New Import Regime for Silver
Effective immediately, any entity seeking to import silver must obtain a prior authorization license from the DGFT. The decision is aimed at curbing non-essential imports and monitoring the inflow of the metal more closely to support domestic production and stabilize the trade deficit.
Background of the Restrictions
In May 2026, India placed imports of silver bars with 99.9% purity and all semi-manufactured silver forms under the restricted list, shifting them from the free category. At that time, the government cited the need to regulate imports and encourage local refining and manufacturing. The latest notification extends the requirement for prior approval to all silver imports, including those not previously covered.
Impact on Trade and Industry
Industry experts believe the tightened norms could lead to a short-term spike in domestic silver prices due to supply constraints. However, the government expects that the move will boost the domestic silver refining sector and reduce dependence on imported metal. India is one of the world's largest consumers of silver, used extensively in jewelry, electronics, and solar panels.
The DGFT has stated that applications for import authorization will be processed on a case-by-case basis, with priority given to shipments meant for export-oriented units and critical industrial uses. Traders and importers are advised to apply well in advance to avoid disruptions in supply chains.

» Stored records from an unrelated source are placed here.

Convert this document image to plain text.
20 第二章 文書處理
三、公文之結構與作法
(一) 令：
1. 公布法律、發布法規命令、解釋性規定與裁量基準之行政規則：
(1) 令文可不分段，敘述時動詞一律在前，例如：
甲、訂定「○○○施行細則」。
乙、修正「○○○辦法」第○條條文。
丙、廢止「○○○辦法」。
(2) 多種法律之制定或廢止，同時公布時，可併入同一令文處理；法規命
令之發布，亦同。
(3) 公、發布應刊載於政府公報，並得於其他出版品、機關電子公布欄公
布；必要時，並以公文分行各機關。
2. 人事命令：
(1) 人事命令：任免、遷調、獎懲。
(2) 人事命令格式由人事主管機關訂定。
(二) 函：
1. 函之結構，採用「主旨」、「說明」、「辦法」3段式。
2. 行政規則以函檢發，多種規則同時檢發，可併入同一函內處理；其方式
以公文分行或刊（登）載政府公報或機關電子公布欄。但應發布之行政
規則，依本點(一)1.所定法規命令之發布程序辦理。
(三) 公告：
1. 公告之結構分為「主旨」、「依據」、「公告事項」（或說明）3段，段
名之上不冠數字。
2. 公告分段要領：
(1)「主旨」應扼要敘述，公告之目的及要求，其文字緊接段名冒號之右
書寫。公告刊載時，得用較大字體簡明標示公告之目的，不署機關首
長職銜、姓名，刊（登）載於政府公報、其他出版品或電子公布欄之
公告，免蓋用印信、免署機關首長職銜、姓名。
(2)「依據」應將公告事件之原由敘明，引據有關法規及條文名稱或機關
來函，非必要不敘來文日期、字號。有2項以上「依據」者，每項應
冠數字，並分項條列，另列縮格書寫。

Reactions from Market Participants
The Silver Importers Association of India has expressed concerns over the potential delays and increased compliance costs. Meanwhile, domestic silver refiners have welcomed the move, stating that it will help them compete with cheaper imports and expand their operations.
The government has not specified any timeline for the review of these restrictions. However, officials indicated that the measures are part of a broader strategy to manage the country's external sector and promote self-reliance in key commodities.